Question

The vector equation of the line joining the points i - 2j + k and - 2j + 3k is [MP PET2003]
A)$ r = t(i + j + k)$
B) $r = {t_1}(i - 2j + k) + {t_2}(3k - 2j)$
C) $r = (i - 2j + k) + t(2k - i)$
D) $r = t(2k - i)$

Answer 1

Hint: in this question we have to find vector equation of line joining two given point.
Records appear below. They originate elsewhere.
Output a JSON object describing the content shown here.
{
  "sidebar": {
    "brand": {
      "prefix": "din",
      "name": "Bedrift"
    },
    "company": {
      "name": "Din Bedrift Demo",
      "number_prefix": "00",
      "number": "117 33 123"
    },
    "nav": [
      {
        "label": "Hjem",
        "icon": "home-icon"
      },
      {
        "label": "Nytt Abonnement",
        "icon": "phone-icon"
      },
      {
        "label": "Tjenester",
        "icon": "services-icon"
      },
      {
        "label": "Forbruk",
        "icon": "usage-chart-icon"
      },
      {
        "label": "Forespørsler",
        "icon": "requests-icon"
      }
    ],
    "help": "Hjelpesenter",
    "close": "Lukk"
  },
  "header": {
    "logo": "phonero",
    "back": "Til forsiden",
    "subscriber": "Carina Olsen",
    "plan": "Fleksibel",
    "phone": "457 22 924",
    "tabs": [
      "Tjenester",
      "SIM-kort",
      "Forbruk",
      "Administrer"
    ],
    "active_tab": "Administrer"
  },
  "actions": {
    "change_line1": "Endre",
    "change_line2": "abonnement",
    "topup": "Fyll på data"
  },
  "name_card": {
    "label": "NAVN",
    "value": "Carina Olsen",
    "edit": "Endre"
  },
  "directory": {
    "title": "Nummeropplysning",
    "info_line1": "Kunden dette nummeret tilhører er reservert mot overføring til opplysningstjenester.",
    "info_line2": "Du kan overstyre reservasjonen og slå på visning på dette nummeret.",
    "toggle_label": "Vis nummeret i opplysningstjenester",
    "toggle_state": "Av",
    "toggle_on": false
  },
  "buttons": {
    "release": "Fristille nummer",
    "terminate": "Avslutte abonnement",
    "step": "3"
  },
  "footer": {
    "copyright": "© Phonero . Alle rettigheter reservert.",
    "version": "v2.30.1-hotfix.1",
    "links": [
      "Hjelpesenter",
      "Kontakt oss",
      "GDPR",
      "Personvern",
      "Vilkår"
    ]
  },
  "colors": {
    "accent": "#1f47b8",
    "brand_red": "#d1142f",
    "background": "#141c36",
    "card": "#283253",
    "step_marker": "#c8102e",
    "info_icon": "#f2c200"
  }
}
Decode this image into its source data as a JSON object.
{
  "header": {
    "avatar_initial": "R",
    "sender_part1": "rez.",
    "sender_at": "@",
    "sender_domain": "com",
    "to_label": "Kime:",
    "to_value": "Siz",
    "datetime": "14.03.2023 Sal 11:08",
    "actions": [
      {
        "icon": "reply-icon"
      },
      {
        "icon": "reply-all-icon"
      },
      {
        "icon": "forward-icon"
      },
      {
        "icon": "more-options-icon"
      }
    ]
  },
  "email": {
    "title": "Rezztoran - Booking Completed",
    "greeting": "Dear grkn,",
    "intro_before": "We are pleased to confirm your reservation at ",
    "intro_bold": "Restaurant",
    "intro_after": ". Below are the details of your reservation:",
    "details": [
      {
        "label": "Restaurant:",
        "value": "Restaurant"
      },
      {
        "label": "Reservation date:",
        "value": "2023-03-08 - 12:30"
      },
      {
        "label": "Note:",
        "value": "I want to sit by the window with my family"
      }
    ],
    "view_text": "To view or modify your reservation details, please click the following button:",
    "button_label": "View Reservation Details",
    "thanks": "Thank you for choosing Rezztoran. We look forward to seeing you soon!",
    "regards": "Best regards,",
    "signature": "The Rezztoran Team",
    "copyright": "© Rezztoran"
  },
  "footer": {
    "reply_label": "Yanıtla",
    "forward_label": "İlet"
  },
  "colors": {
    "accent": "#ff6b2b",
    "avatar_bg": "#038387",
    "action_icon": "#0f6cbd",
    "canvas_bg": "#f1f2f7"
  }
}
In order to find vector equation of line we must know the position vector of a point through which line passing and a vector parallel to line.



Formula Used:Equation of required line is given by
a + tb = 0
Where
a is a position vector of fixed point through which line is passing
b is a vector parallel to line
t is any constant



Complete step by step solution:Position vector of fixed point through which line is passing is a = i - 2j + k and another point c = - 2j + 3k
Vector which is parallel to the required line is given by
b=c-a
b = ( - 2j + 3k) - (i - 2j + k)
b = 2k - i
Put a and b in equation a + tb = 0
Required equation is
(i - 2j + k) + t(2k - i) = 0



Option ‘C’ is correct

Note: Here we need to remember that line which is joining two points a, c is parallel to (c-a). Straight line is a set of infinites points in which all points are linear.